IOStreams and char to wchar_t conversion...
Posted on 2004-08-23
I'm relatively new to using STL IOStreams and need somebody to kick me in the right direction.
My understanding is that if one were to use a wide stream to read UTF-8-encoded strings, the stream would automatically interpret a multiple-byte character and blow it out to its wide-character equivalent via the codecvt<wchar_t, char, mbstate_t> facet of the locale associated with the stream.
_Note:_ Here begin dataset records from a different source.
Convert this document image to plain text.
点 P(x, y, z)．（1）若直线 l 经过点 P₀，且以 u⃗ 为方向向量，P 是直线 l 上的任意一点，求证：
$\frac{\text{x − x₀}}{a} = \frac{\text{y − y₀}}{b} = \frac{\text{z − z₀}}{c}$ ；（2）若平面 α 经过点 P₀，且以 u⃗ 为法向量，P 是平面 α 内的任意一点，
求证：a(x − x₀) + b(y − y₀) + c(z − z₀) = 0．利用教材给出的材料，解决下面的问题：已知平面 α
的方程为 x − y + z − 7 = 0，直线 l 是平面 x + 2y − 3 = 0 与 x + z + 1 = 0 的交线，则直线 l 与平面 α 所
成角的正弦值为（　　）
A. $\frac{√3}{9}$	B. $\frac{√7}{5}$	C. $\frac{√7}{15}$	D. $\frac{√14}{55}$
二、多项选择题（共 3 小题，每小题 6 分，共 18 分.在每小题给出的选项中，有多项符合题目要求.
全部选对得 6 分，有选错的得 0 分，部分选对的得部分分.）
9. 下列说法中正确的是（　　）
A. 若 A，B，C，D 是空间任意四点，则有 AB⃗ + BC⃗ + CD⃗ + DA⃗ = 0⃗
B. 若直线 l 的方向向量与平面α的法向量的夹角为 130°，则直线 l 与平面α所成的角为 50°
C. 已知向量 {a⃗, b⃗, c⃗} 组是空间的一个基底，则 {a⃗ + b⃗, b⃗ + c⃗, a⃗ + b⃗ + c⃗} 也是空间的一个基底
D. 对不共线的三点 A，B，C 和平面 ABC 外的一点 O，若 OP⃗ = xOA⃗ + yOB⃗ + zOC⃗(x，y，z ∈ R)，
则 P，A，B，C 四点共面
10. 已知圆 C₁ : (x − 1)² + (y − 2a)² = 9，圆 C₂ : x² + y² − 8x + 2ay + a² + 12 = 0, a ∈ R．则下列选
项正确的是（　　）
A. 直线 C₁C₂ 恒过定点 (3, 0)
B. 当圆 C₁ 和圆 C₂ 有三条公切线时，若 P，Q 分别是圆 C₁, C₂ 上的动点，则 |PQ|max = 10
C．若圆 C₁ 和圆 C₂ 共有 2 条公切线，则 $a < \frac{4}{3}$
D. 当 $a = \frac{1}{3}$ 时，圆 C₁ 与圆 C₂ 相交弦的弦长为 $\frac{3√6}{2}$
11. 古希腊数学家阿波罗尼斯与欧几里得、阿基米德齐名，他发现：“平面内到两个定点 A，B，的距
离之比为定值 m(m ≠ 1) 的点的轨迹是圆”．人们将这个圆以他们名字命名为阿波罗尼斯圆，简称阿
Is this correct?
If it is, my problem is that the wide stream is reading each individual narrow character and turning it into a wide character (1:1) instead of decoding a series of narrow characters as one wide character.
Below is a contrived example, but it illustrates my point:
char fileName = "c:\\test.txt";
// write a Japanese UTF-8 character to the file
fout << "\xe3\x82\xb9";
// read the Japanese character from the file using a wide stream
// and display it
strCorrect = L'\u30B9'; // the "\xe3\x82\xb9" unicode equivalent
wcout << L"Incorrect size: " << (unsigned int)strIncorrect.size() << endl;
wcout << L"Correct size: " << (unsigned int)strCorrect.size() << endl;
// use message boxes to display the unicode character since wcout won't
// display it properly
AfxMessageBox(CString(L"Incorrect: ") + strIncorrect.c_str());
AfxMessageBox(CString(L"Correct: ") + strCorrect.c_str());
If you had Asian fonts installed and opened the generated c:\test.txt in Notepad, you'd see a Japanese character instead of the individual narrow characters "πé╣"; likewise with the message boxes that pop up.
In the above example, how do I get the stream to give me a single wide character instead of the individual characters that make up the multibyte character?
Compiler is VC7.